En toute logique, le délai de prescription de deux ans devrait s’appliquer dans tous les cas, peu important que les salariés bénéficient ou non du dispositif ACAATA. On ne voit pas en effet ce qui pourrait justifier l’application d’un délai de prescription différent selon les circonstances dans lesquelles les salariés ont été exposés à l’amiante.
A cet égard, il convient de noter que si la Cour de cassation a fait application du délai de prescription quinquennal dans plusieurs affaires concernant des salariés exposés dans des établissements classés, la question de la durée du délai de prescription applicable ne lui avait pas été posée, les litiges portant sur la détermination du point de départ de la prescription (Cass. soc., 11 septembre 2019, n° 18-50.030 ; Cass. soc., 29 janvier 2020, n° 18-15.388).
Sur le point de départ du délai de prescription
Les articles 2224 du Code civil et L. 1471-1 du Code du travail relatifs à la prescription posent le principe commun selon lequel le point de départ du délai de prescription est fixé « au jour où le titulaire du droit a connu ou aurait dû connaître les faits lui permettant d’exercer son droit ».
Pour les salariés susceptibles de bénéficier du dispositif de préretraite lié à l’amiante (ACAATA), la jurisprudence fixe ce jour à la date de la publication du premier arrêté ministériel inscrivant l’établissement sur la liste permettant la mise en Å“uvre du régime légal de préretraite (Cass. soc., 19 novembre 2014, n°13-19.263 ; Cass. soc., 29 janvier 2020, n°18-15.388 et 18-15.396).

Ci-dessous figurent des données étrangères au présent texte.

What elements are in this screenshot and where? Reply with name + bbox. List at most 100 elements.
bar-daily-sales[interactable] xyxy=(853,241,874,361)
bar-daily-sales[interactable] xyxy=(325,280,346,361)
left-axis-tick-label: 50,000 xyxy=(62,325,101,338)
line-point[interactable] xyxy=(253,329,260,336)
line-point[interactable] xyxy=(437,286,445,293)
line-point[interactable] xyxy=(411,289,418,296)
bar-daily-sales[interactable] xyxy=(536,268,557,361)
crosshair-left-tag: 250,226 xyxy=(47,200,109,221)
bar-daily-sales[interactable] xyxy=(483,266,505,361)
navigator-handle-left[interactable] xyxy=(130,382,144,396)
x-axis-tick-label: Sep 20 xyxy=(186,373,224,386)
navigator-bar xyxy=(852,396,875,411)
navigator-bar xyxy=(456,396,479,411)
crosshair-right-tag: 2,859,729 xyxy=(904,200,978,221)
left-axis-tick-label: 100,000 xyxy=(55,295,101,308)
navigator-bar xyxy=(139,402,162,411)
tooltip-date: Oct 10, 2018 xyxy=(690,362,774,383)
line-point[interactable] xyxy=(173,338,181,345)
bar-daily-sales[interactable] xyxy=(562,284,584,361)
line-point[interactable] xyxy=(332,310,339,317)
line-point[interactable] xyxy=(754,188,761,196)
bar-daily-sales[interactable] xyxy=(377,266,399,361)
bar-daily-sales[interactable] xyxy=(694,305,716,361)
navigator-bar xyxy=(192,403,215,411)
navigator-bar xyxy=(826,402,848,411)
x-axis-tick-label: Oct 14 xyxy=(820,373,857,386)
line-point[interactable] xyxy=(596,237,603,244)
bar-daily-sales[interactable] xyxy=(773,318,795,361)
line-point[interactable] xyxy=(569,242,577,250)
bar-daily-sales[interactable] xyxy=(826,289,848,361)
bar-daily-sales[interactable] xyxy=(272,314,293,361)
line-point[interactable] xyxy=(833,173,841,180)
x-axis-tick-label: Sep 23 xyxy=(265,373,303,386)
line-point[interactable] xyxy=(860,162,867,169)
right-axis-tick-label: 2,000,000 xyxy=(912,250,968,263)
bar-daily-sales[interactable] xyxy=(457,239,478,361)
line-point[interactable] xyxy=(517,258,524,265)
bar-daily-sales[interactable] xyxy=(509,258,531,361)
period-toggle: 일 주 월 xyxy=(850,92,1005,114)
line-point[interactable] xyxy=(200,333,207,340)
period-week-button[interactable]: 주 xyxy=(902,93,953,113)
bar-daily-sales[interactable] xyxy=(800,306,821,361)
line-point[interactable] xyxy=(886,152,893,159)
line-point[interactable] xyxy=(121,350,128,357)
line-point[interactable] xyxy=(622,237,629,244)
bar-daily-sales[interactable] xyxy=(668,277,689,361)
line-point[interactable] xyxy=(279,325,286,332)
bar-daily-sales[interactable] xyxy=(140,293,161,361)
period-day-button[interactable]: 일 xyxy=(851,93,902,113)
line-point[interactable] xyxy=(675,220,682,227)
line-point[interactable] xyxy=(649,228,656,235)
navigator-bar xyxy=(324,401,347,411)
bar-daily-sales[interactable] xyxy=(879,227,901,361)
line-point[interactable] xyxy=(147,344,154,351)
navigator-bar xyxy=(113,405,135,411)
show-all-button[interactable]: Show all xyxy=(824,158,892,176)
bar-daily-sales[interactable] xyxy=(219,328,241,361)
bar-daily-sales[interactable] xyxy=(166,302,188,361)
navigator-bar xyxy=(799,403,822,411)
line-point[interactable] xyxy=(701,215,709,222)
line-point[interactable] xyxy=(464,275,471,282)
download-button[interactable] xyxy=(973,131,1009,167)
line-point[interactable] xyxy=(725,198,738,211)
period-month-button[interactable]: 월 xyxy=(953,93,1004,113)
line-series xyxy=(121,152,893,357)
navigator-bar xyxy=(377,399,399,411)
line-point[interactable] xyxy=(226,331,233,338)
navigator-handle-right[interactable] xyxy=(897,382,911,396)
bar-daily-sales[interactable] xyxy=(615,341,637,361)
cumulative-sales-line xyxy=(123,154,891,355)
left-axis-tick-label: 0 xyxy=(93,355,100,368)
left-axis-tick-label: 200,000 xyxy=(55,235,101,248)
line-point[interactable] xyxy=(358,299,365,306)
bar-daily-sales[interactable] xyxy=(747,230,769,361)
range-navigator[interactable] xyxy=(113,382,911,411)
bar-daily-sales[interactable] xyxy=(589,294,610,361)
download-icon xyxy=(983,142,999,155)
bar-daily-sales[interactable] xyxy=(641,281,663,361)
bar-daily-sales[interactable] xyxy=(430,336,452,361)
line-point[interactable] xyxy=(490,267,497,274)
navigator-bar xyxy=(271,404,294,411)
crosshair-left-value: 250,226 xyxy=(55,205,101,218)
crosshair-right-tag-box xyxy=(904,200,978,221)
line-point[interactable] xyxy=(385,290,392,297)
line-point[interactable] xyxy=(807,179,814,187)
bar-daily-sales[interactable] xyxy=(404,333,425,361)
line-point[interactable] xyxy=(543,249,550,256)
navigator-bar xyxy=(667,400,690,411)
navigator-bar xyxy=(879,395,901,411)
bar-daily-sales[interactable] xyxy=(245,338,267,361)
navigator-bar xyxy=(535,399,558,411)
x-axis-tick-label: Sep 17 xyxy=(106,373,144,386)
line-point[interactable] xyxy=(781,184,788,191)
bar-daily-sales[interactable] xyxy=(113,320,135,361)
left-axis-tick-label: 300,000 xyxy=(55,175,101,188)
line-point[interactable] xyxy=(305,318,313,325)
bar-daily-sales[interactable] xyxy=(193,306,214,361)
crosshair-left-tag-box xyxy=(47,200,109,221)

S’agissant du point de départ du délai de prescription de l’action en réparation du préjudice d’anxiété pour les salariés travaillant dans un établissement non classé, l’arrêt du 8 juillet 2020 se prononce, pour la première fois à notre connaissance, sur la date à retenir.
Par cette décision, la Chambre sociale juge, en effet, que le point de départ du délai de prescription est « la date à laquelle le salarié a eu connaissance du risque élevé de développer une pathologie grave résultant de son exposition ».
Elle précise à cet égard que ce point de départ « ne peut être antérieur à la date à laquelle cette exposition a pris fin ». Elle censure donc la décision des juges du fond qui, pour déclarer prescrite l’action des salariés, ont retenu qu’au plus tard en 2004 les salariés auraient dû avoir conscience d’un risque d’exposition à l’amiante alors que les juges auraient dû rechercher à quelle date les salariés avaient cessé d’être exposés à un risque élevé de développer une pathologie grave résultant de cette exposition.
Le point de départ du délai de prescription de l’action en réparation du préjudice d’anxiété se situe donc pour les salariés non éligibles au dispositif ACAATA, à la date à laquelle ces derniers ont eu conscience du risque élevé de développer une pathologie grave résultant de leur exposition à l’amiante, sans que cette date puisse être antérieure à la date à laquelle cette exposition a cessé.